Well, at first no one listened. Then, in 2008, former transport minister Raymond Lim announced that the allowable growth rate would be halved to 1.5 per cent.

The move also came on the back of a continued decline in public-transport ridership. The decline started in 2001 and, by 2004, ridership numbers had fallen to a seven-year low.

The blame for the turn of events - which took place despite a rising population - fell squarely on fast-growing car ownership.

And, suddenly, the tide turned. COE prices began climbing, car growth slowed and public-transport ridership began to soar (fuelled doubly by Singapore's explosive population growth).

From 2005 to last year, public-transport ridership rose by a whopping 60 per cent to 6.65 million trips a day.

Here's another question: Was the system ready for that sudden and sizeable growth? Looking back, the obvious answer would be an emphatic "no".

But the Government has been working hard since 2012 to set things right - by beefing up the bus fleet with tax revenue, and by improving the reliability and capacity of the rail network.

These plans will take time to materialise. Meanwhile, ridership growth could accelerate.

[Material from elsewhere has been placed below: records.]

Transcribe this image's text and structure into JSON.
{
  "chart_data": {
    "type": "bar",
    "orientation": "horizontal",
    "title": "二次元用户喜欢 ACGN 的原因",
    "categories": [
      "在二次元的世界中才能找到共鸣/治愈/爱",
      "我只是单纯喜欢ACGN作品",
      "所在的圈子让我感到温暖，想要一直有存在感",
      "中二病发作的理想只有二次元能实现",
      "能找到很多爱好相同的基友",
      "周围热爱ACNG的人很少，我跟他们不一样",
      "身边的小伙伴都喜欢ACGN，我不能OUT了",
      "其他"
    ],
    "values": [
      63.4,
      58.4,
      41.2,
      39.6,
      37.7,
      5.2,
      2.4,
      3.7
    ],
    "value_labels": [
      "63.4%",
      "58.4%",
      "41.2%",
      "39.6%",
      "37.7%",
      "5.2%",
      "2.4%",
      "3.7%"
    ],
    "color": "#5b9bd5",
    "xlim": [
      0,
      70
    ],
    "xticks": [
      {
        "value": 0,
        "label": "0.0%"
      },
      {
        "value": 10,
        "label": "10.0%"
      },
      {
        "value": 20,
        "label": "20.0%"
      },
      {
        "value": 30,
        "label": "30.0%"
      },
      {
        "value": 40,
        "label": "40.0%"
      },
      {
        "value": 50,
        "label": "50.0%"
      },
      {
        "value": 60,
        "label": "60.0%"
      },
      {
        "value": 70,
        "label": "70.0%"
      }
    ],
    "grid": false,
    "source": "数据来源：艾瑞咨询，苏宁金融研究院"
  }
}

The Land Transport Authority expects the number of daily public-transport trips to hit 10 million by 2020 - an additional 3.35 million, or 50 per cent, in just five more years.

By then, the operation of the Downtown Line would have been in full swing and the various measures to improve capacity on all the existing rail lines would already be in place. All the 1,000 tax-funded public buses would also have been rolled out.

They would cater to 2.5 million to three million more trips a day. Which means that in the best-case scenario - where the system is working optimally and trips across the island are evenly spread out - there would still be a shortfall of 350,000 trips a day.

Which is why we will still need cars - more cars than we have today. Some people may say bicycles and car-sharing schemes will cater to some or all of these trips, but that is too idealistic a notion.

Private cars here are used more efficiently and intensively than in other cities, going by their inordinately high annual mileage. Car owners have a propensity for trip-chaining, thus accomplishing several mobility tasks in one journey.

It is unlikely car-sharing will be a close substitute to ownership, especially when everybody wants to travel at the same time in the same direction.

Yes, an island state like Singapore cannot rely on cars for most of its mobility needs. But until its public-transport system is ready to cope, nudging people out of their cars will just cause more unhappiness than the move would ordinarily have caused. In short, timing is everything.

There is another reason - quite removed from mobility but just as valid - why a zero car growth policy is ill-conceived: It has a huge stifling effect on ambition and aspirations - perhaps, even foreign investments. Transport Minister Lui Tuck Yew himself recognised this when he said just over three years ago that he would not adopt a zero-growth policy.

With the notable exception of Hong Kong, most other leading cities have higher car ownership than Singapore's 117 per 1,000 residents. New York City is at 230, Tokyo, 260; London, 345; and Seoul, 210.

Yet, drivers in these cities use the car less than Singapore drivers, and take buses and trains far more frequently.

Some are top earners, but many others are not.